As of 2025, commissioners earn $158,500 per year, assuming the agency has enough members to actually conduct business.
What Would a Functioning FEC Look Like?
Reform proposals abound. Some suggest adding a seventh commissioner to break ties, though this would likely just shift the partisan battleground to who controls the tiebreaker. Others propose strengthening enforcement mechanisms or reducing the vote threshold for certain actions.
The fundamental problem may be that Congress designed an agency in its own image: divided, partisan, and ultimately unable to police itself. Campaign finance enforcement requires judging the conduct of the very politicians who appoint and confirm the judges.

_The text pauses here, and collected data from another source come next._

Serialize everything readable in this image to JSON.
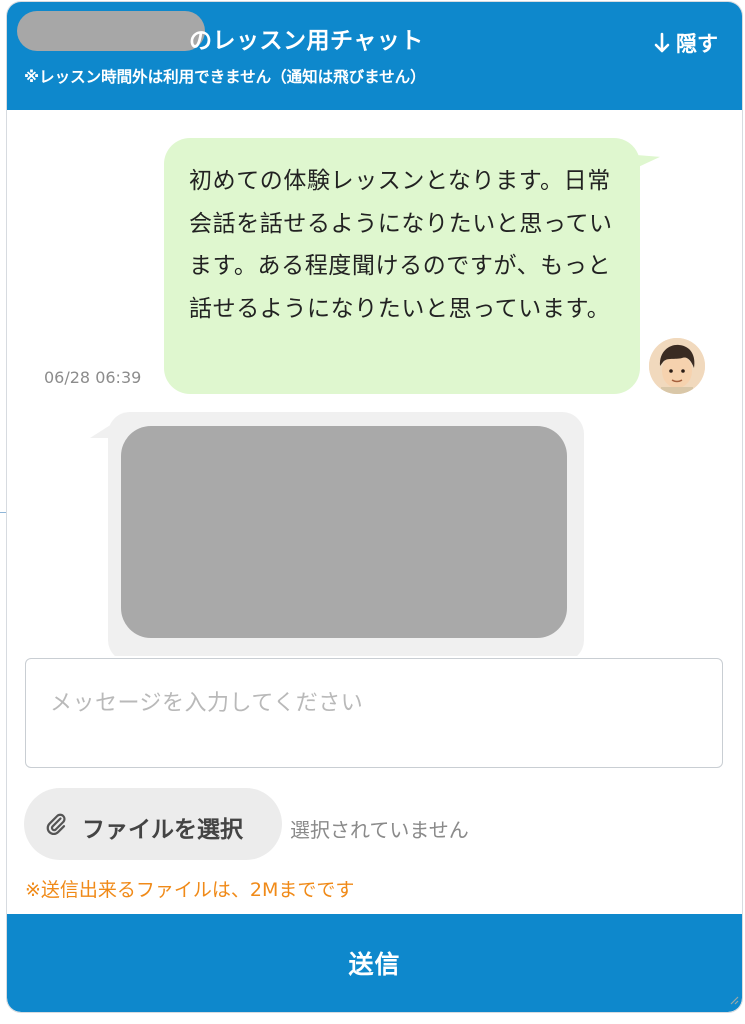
{
  "header": {
    "title": "のレッスン用チャット",
    "subtitle": "※レッスン時間外は利用できません（通知は飛びません）",
    "hide_label": "隠す"
  },
  "messages": [
    {
      "sender": "me",
      "text": "初めての体験レッスンとなります。日常会話を話せるようになりたいと思っています。ある程度聞けるのですが、もっと話せるようになりたいと思っています。",
      "time": "06/28 06:39"
    }
  ],
  "composer": {
    "placeholder": "メッセージを入力してください",
    "file_button_label": "ファイルを選択",
    "file_status": "選択されていません",
    "file_note": "※送信出来るファイルは、2Mまでです",
    "send_label": "送信"
  },
  "colors": {
    "header_bg": "#0e88cc",
    "my_bubble": "#dff7cf",
    "other_bubble": "#f0f0f0",
    "note_orange": "#f08a18"
  }
}
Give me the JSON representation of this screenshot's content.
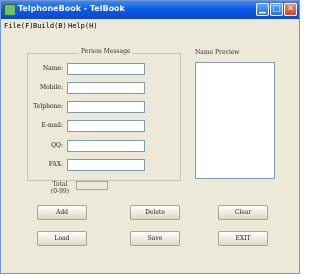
{
  "window": {
    "title": "TelphoneBook - TelBook"
  },
  "menu": {
    "items": [
      "File(F)",
      "Build(B)",
      "Help(H)"
    ]
  },
  "person_group": {
    "title": "Person Message",
    "fields": [
      {
        "label": "Name:",
        "value": ""
      },
      {
        "label": "Mobile:",
        "value": ""
      },
      {
        "label": "Telphone:",
        "value": ""
      },
      {
        "label": "E-mail:",
        "value": ""
      },
      {
        "label": "QQ:",
        "value": ""
      },
      {
        "label": "FAX:",
        "value": ""
      }
    ]
  },
  "preview": {
    "title": "Name Preview"
  },
  "total": {
    "label_line1": "Total",
    "label_line2": "(0-99)",
    "value": ""
  },
  "buttons": {
    "add": "Add",
    "delete": "Delete",
    "clear": "Clear",
    "load": "Load",
    "save": "Save",
    "exit": "EXIT"
  },
  "titlebar_controls": {
    "minimize_icon": "minimize-icon",
    "maximize_icon": "maximize-icon",
    "close_icon": "close-icon"
  }
}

In 1974, reformers believed they could create an institution strong enough to withstand political pressure. Fifty years later, the evidence suggests they failed. The FEC stumbles on, occasionally functional, frequently deadlocked, sometimes completely inoperative, a watchdog with its teeth carefully removed.
The Broader Context
The FEC doesn't exist in isolation. It's part of a broader ecosystem of election administration that includes the Election Assistance Commission, which handles voting systems and election administration, and various state-level agencies that enforce their own campaign finance laws.
Federal campaign finance law has evolved significantly since the FEC's creation. The Bipartisan Campaign Reform Act of 2002, often called McCain-Feingold after its Senate sponsors, tried to close loopholes in soft money contributions. The Supreme Court's 2010 decision in Citizens United versus FEC opened new channels for political spending by corporations and unions, fundamentally reshaping the landscape the FEC must navigate.

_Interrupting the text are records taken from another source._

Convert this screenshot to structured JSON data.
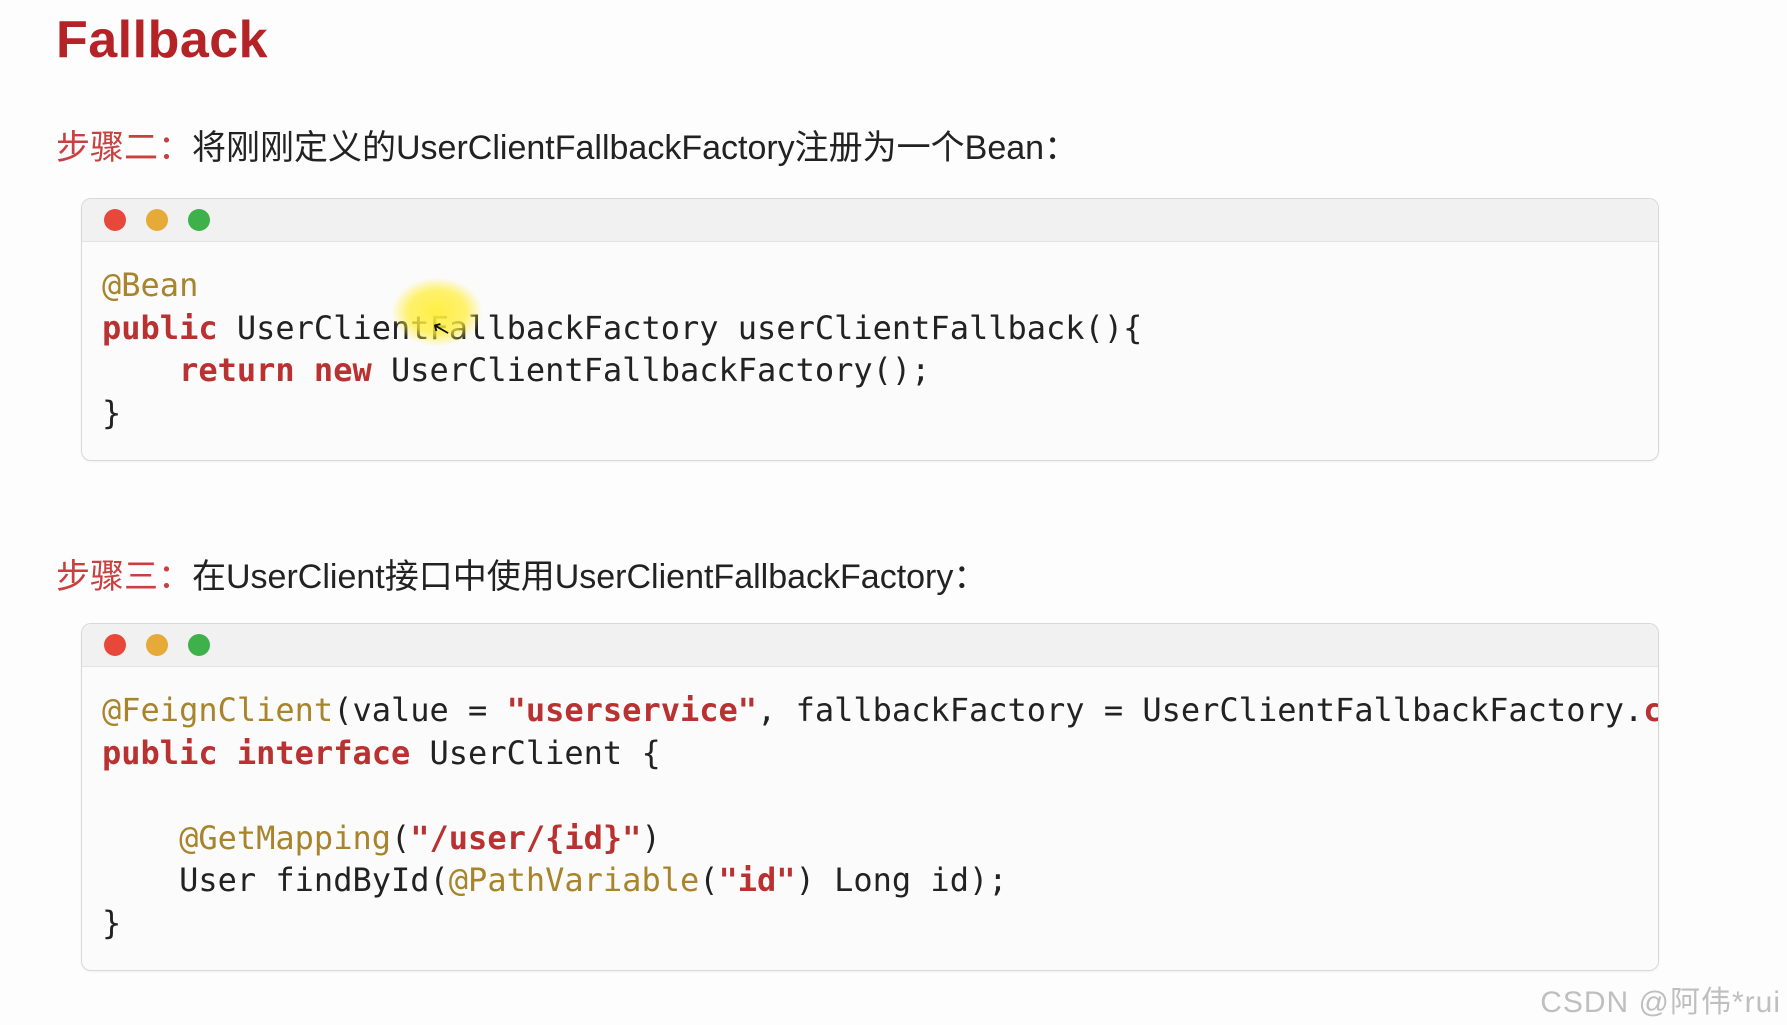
{
  "title": "Fallback",
  "step2": {
    "label_prefix": "步骤二：",
    "label_body": "将刚刚定义的UserClientFallbackFactory注册为一个Bean：",
    "code": {
      "line1_annot": "@Bean",
      "line2_kw": "public",
      "line2_rest": " UserClientFallbackFactory userClientFallback(){",
      "line3_indent": "    ",
      "line3_kw1": "return",
      "line3_sp1": " ",
      "line3_kw2": "new",
      "line3_rest": " UserClientFallbackFactory();",
      "line4": "}"
    }
  },
  "step3": {
    "label_prefix": "步骤三：",
    "label_body": "在UserClient接口中使用UserClientFallbackFactory：",
    "code": {
      "l1_annot": "@FeignClient",
      "l1_after_annot": "(value = ",
      "l1_str": "\"userservice\"",
      "l1_mid": ", fallbackFactory = UserClientFallbackFactory.",
      "l1_kw": "class",
      "l1_end": ")",
      "l2_kw1": "public",
      "l2_sp": " ",
      "l2_kw2": "interface",
      "l2_rest": " UserClient {",
      "l3": "",
      "l4_indent": "    ",
      "l4_annot": "@GetMapping",
      "l4_paren_open": "(",
      "l4_str": "\"/user/{id}\"",
      "l4_paren_close": ")",
      "l5_indent": "    ",
      "l5_text1": "User findById(",
      "l5_annot": "@PathVariable",
      "l5_paren_open": "(",
      "l5_str": "\"id\"",
      "l5_paren_close": ")",
      "l5_text2": " Long id);",
      "l6": "}"
    }
  },
  "watermark": "CSDN @阿伟*rui",
  "icons": {
    "traffic_red": "close-icon",
    "traffic_yellow": "minimize-icon",
    "traffic_green": "maximize-icon"
  }
}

Meanwhile, so-called dark money flows through organizations that don't have to disclose their donors, invisible to the FEC's transparency requirements. Shadow campaigns operate in legal gray zones. The rules grow more complex while the enforcement mechanism grows weaker.
A Small Victory
Not everything the FEC does ends in deadlock. In 2018, Liuba Grechen Shirley was running for Congress in New York while caring for two young children. She asked the FEC whether she could use campaign funds to pay for childcare during the hours she spent campaigning.
The commission said yes, unanimously. Grechen Shirley became the first woman in history to receive approval to spend campaign funds on childcare costs.

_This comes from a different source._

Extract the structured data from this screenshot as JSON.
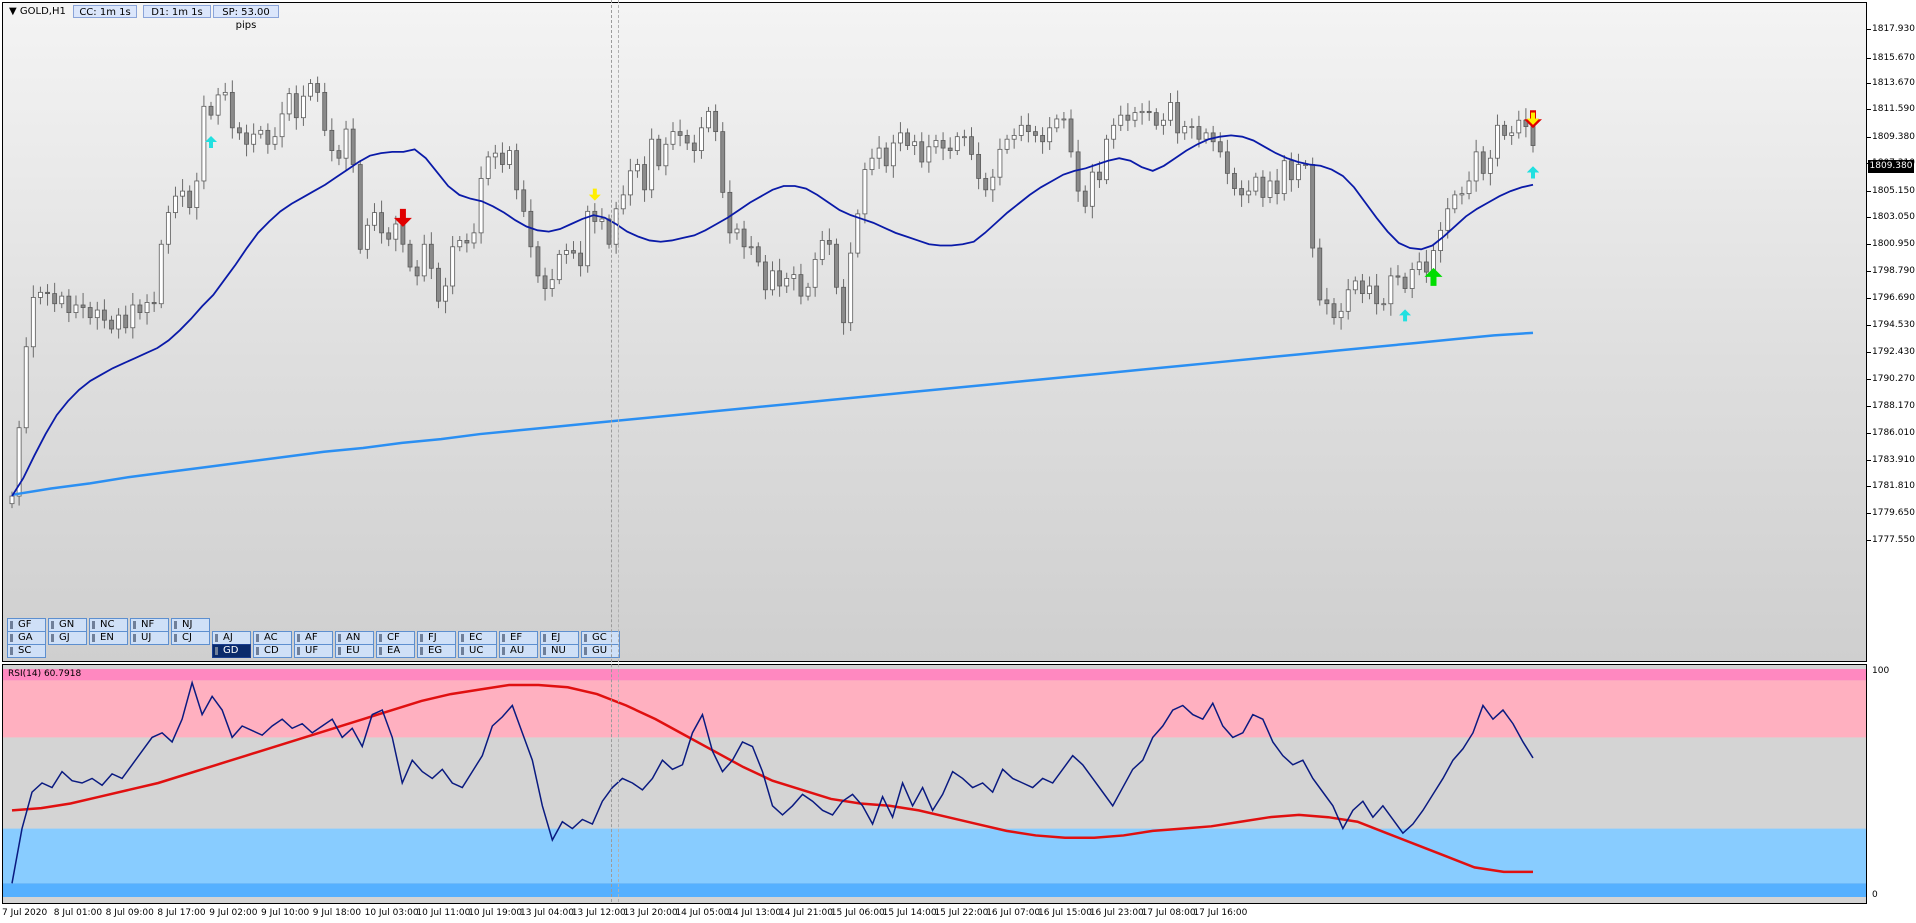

It was a small rule, affecting relatively little money, with no obvious partisan angle. Under those conditions, the FEC can still function. The problem is that the cases that matter most, the ones involving powerful politicians and large sums and potential corruption, rarely meet those conditions.
Looking Forward
American democracy depends on citizens believing their elections are fair. Campaign finance laws exist to prevent corruption, or at least its appearance. The FEC was supposed to be the guardian of that public trust.
Instead, it has become a symbol of Washington dysfunction, an agency that can agree only on the uncontroversial, that deadlocks on anything that matters, that periodically ceases to function entirely. Its critics span the ideological spectrum, from reformers who want aggressive enforcement to free speech advocates who want the agency abolished.
Perhaps the only thing everyone agrees on is that the current system isn't working. But agreeing on what to do about it would require the kind of bipartisan cooperation that has become increasingly rare in American politics.
The watchdog sleeps. The money flows. And every two years, Americans go to the polls with incomplete information about who's paying for the campaigns trying to win their votes.